Grio

On a recent project, I had to create a Facebook Flash application where the application will live in a Facebook application tab on a fan page. The whole Facebook application development was very new to me. During that time, because it was a Flash application, it seemed the most sense was to use the Facebook and Adobe supported Facebook AS 3.0 client library which can be found here.

My first impression was that the AS library did a pretty good job integrating the Facebook Platform API. The Facebook API calls were pretty straightforward. However, one issue I ran into using the AS 3.0 library was the requesting extended permissions feature. From what I learned, certain Facebook calls requires “extended permissions” where the user will need to explicitly give permissions to the application to retrieve/set certain Facebook data (one example is publishing a post on a user’s stream). To ask the user to extend permissions through the AS library, the statement would be:

facebook.grantExtendedPermission(ExtendedPermissionValues.PUBLISH_STREAM);

In the example above, what the user should expect is a popup window containing a request asking the user to extend the application’s permissions to publish posts on the user’s wall. However, if a user’s browser’s popup blocker is turned on, he/she will not see this popup window. Taking a closer look, the grantExtendedPermission method executes a navigateToUrl statement.  The navigateToUrl method is known to be unfriendly with many browsers’ popup blockers. This does pose a major problem because if the user never sees the popup window that asks for extended permissions, then the Facebook application won’t work.

My next step to avoid the navigateToUrl issue was to execute some type of modal window through Javascript. And for the Flash application to communicate with the page, it will need to go through Flash’s ExternalInterface. After coding up the ExternalInterface functionality, the application spitted out a Security sandbox violation error. Facebook, at that time, did not support ExternalInterface.
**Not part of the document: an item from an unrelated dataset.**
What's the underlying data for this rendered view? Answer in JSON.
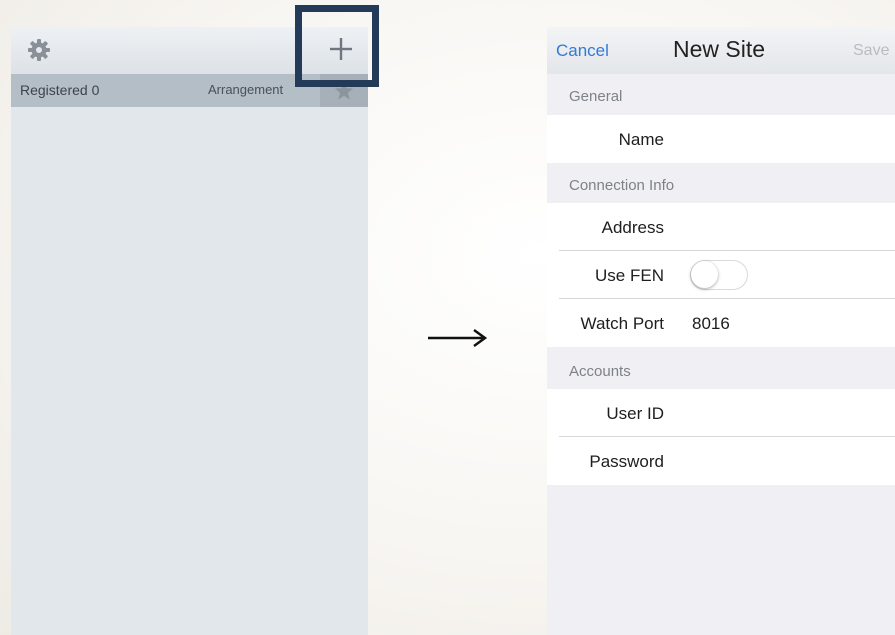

I was still hopeful that there is a way. After doing some research, I found that to get around the ExternalInterface issue, Facebook does provide a flash bridge where a Flash application can communicate to the Facebook page through this bridge. More information on the bridge can be found here.
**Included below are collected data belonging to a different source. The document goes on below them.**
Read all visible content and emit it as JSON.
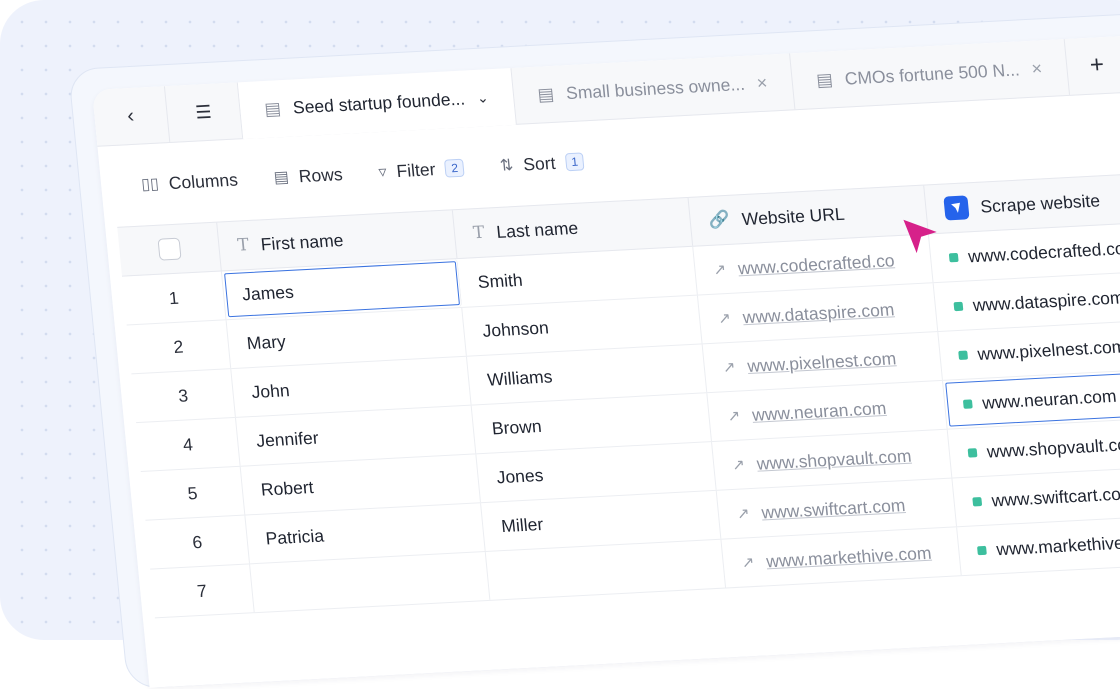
{
  "tabs": [
    {
      "label": "Seed startup founde...",
      "active": true
    },
    {
      "label": "Small business owne...",
      "active": false
    },
    {
      "label": "CMOs fortune 500 N...",
      "active": false
    }
  ],
  "toolbar": {
    "columns_label": "Columns",
    "rows_label": "Rows",
    "filter_label": "Filter",
    "filter_count": "2",
    "sort_label": "Sort",
    "sort_count": "1"
  },
  "columns": {
    "first_name": "First name",
    "last_name": "Last name",
    "website_url": "Website URL",
    "scrape_website": "Scrape website"
  },
  "rows": [
    {
      "num": "1",
      "first": "James",
      "last": "Smith",
      "url": "www.codecrafted.co",
      "scrape": "www.codecrafted.co"
    },
    {
      "num": "2",
      "first": "Mary",
      "last": "Johnson",
      "url": "www.dataspire.com",
      "scrape": "www.dataspire.com"
    },
    {
      "num": "3",
      "first": "John",
      "last": "Williams",
      "url": "www.pixelnest.com",
      "scrape": "www.pixelnest.com"
    },
    {
      "num": "4",
      "first": "Jennifer",
      "last": "Brown",
      "url": "www.neuran.com",
      "scrape": "www.neuran.com"
    },
    {
      "num": "5",
      "first": "Robert",
      "last": "Jones",
      "url": "www.shopvault.com",
      "scrape": "www.shopvault.com"
    },
    {
      "num": "6",
      "first": "Patricia",
      "last": "Miller",
      "url": "www.swiftcart.com",
      "scrape": "www.swiftcart.com"
    },
    {
      "num": "7",
      "first": "",
      "last": "",
      "url": "www.markethive.com",
      "scrape": "www.markethive.com"
    }
  ],
  "colors": {
    "accent": "#3b73e0",
    "cursor": "#d6218a",
    "status_dot": "#3dbf9e"
  }
}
During my research, I learned that Facebook restricts pretty much any native Javascript, but the good news is that Facebook does have its own Javascript library called FBJS. Using FBJS allows me to use specialized methods. There was a specialized method to prompt user for extended permissions with optional callback functions:

Facebook.showPermissionDialog('publish_stream, read_stream', ...)

Eureka! I see the light at the end of the tunnel. After spending a couple of hours, I finally got the bridge to work. On the application canvas page (main application page), I was able to see my Flash application communicate to the Facebook page, and through the FBJS, the dialog box requesting for extending permissions appeared. Woohoo!

Now it is time to put the Flash application into a new fan page’s application tab. I went through all the required setup to set up a new tab.  I opened the new tab, and ran through the flash application to the part where the extended permission dialog box should appear. When I arrived, I saw….  nothing. No dialog box. I double and triple checked the code and everything looked correct. More research ensued, and to my frustration, I learned that there are many restrictions that a Facebook application can do on an application tab compared to the application canvas page. Scouring through the Facebook forums, I learned other developers had issues with application tabs dealing with FBJS, and how certain data is not available to a Facebook application that lived in an application tab.

In the end, my solution was notify any users that comes to the application tab that he/she will need to allow popups from Facebook in order for the application to function. I found the this solution user unfriendly.

Alas, I do feel that there must be a way, but unfortunately, I hit a brick wall. If anyone were able to solve my conundrum, then I would love to hear from you. Any constructive feedback is always greatly appreciated!